Outside of work I have been taking full advantage of being in Asia and having the opportunity to travel. I’m glad that I have my feminist perspective to look at different aspects of my personal life or my traveling and be able to critically analyze them through a feminist lens. In Taiwan, personal questions are not actually personal questions. Strangers will openly ask if I am single, how many hours I work, and how much I get paid. My biggest pet peeve is their response to whether or not I am single. “Wow! You moved to Taiwan by yourself?” “Yes, I did.” “You are so brave!” This response is accompanied with a stare of awe and a pat on the shoulder. Of course my fellow male colleagues have never gotten this response or been asked questions about their relationship status. Being a single woman, traveling alone in Asia is seen as either brave or crazy (people in the US have also called me both of these labels as well). I call it: living my life to the fullest and doing what I want. My status as a woman was also questioned when I recently went to the doctor for stomach problems. There is a symptoms box in the form the doctor fills out. He asked me if I am single or married, and when I said single he typed it in with my other symptoms. My conclusion: being single in Taiwan leads to stomach pains or stomach ulcers (be aware!).
Don’t get me wrong. It isn’t all sexist side comments in Taiwan or Asia. I have had amazing opportunities such as, walking along the DMZ border in South Korea, eating lunch by an active volcano in Bali, Indonesia, climbing Angkor Wat in
Cambodia, and crawling through the Cu Chi Tunnels in Vietnam. Most of these countries I have traveled to, alone. I always knew I had the ambition to do all of these things, but I know feminist theory and Women’s Studies helped me embrace the ambition and empowerment I was allowing myself to lay dormant. They gave me the tools to feed my empowerment and address the sexists questions.
Throughout this crazy year being abroad and being a post-grad I have learned a thing or two. My feminist soul will not die; I just need to learn how to feed it without the structure of a syllabus or a professor guiding the way. I found books, blogs, and friends in Taiwan that I could talk to and share my thoughts or opinions with. I also created my own blog where I write about the places I have traveled or the things I have done in Taiwan. Not every post has a feminist perspective, but because it is a part of me I think there is always an underlying tone in my posts. I have continued to proudly tell people I’m a feminist.

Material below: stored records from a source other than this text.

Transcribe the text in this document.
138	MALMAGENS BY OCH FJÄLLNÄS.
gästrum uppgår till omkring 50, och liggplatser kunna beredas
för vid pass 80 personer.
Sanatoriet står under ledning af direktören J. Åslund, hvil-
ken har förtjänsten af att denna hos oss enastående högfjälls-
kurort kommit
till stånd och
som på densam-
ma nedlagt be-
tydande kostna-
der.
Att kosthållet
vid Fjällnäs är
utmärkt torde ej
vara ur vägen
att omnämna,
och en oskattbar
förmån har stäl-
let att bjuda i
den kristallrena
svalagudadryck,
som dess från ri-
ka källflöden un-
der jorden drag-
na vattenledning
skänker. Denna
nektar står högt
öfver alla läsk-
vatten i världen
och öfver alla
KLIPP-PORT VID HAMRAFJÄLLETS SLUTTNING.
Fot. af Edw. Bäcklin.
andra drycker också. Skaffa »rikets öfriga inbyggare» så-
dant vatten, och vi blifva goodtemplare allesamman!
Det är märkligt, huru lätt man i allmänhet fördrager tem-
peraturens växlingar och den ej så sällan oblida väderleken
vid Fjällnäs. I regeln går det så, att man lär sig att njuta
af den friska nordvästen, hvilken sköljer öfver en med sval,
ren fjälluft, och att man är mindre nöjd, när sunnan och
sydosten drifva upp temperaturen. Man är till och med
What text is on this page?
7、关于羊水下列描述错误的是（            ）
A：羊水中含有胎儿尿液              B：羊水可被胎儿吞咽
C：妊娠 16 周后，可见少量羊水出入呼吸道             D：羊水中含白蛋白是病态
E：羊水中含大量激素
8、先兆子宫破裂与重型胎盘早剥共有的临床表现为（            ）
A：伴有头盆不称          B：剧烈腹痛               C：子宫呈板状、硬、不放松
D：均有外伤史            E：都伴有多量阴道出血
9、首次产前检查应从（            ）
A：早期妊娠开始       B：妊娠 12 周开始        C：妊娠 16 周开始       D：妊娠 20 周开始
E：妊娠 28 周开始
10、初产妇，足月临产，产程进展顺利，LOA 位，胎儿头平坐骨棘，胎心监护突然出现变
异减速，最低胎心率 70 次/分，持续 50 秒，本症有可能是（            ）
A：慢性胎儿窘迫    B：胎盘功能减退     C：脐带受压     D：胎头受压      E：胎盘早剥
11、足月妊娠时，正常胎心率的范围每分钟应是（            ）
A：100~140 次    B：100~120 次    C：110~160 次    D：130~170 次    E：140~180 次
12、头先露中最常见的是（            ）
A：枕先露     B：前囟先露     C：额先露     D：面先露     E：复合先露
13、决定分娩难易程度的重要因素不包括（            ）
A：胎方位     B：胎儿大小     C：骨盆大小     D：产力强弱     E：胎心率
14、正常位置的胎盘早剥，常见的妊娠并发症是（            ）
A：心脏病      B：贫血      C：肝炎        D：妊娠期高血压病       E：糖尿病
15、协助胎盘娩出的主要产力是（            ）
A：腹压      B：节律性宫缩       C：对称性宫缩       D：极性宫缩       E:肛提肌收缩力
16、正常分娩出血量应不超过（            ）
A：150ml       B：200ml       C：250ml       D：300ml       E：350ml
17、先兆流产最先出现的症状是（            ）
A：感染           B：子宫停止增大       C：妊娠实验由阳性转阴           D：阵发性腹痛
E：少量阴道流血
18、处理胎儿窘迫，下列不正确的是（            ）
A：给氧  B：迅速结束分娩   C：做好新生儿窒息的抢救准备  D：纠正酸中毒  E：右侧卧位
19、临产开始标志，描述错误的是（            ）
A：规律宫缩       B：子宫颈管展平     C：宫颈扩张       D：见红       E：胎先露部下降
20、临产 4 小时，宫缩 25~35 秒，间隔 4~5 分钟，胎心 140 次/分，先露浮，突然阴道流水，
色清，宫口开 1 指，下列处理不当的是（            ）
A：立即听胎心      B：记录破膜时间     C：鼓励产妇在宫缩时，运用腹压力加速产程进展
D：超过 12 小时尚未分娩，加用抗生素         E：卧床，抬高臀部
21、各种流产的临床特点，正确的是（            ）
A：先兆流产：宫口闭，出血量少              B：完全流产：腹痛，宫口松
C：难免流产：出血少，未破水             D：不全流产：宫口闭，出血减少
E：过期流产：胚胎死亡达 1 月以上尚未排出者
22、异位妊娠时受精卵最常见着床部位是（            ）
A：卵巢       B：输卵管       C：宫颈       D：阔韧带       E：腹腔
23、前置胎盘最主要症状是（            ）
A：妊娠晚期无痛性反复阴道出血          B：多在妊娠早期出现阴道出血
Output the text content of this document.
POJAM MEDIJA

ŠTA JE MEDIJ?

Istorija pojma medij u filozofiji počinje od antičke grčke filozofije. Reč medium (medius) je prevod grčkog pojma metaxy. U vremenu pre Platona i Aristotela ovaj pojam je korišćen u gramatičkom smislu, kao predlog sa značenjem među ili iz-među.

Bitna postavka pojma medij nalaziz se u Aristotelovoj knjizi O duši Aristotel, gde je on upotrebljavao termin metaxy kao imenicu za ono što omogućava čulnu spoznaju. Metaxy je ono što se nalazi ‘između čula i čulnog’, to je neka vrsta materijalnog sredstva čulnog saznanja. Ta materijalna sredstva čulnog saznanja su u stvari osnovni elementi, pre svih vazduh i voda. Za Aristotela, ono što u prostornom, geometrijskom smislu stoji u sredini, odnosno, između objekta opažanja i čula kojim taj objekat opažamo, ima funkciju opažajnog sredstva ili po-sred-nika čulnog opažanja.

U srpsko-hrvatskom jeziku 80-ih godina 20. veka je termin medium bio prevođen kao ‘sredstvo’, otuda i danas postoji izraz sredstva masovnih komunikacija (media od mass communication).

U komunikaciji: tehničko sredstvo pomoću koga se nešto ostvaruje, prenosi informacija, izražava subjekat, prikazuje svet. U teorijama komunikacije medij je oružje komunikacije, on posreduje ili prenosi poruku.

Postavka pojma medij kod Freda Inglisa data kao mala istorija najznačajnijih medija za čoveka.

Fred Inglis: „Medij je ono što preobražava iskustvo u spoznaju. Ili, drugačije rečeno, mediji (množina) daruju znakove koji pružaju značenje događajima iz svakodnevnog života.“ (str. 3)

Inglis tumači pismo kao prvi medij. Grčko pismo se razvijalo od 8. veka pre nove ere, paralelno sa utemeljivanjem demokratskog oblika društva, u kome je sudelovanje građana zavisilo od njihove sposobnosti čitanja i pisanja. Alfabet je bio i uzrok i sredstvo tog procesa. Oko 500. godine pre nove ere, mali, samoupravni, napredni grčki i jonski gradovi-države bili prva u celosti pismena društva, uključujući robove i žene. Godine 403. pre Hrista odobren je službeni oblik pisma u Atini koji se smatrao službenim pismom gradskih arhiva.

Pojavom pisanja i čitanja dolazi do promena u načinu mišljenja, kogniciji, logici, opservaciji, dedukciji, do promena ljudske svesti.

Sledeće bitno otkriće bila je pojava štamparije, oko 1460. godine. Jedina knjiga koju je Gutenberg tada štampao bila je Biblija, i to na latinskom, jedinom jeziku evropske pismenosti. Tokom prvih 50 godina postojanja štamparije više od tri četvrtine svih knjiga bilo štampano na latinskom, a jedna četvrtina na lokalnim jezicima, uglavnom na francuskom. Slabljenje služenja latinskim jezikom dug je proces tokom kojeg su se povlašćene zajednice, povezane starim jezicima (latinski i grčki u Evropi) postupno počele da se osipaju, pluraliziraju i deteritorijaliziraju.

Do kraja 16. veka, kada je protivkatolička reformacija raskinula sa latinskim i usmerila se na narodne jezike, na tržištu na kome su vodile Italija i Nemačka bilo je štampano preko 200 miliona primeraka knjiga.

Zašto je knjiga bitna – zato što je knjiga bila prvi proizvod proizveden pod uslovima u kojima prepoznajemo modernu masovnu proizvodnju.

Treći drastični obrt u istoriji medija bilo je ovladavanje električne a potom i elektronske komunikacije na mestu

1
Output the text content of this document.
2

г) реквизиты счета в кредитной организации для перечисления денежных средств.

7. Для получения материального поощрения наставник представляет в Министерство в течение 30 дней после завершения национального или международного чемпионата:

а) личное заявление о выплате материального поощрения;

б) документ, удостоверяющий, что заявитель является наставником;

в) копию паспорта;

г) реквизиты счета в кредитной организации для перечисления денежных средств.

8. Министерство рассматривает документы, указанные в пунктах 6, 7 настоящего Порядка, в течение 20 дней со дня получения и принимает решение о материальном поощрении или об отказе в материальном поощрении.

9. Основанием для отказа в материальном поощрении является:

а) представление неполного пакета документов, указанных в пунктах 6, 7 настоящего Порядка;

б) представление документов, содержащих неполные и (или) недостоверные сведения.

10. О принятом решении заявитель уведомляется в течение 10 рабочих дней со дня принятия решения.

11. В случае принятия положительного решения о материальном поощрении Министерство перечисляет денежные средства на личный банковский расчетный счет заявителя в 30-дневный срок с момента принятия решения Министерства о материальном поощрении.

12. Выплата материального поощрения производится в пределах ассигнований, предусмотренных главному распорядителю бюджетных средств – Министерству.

While sometimes it takes people aback it has sparked more conversations than I could have ever imagined it would.
Is being a post-grad Women’s Studies minor or major all flowers and sunshine? No. There is some loneliness or a sense of lose, especially when you lose such a wonderful community after being apart of it for a few years. But you can take the feminist perspective you have learned and adapt it to your everyday life. It’s one of the new challenges a new graduate faces, and I say embrace it.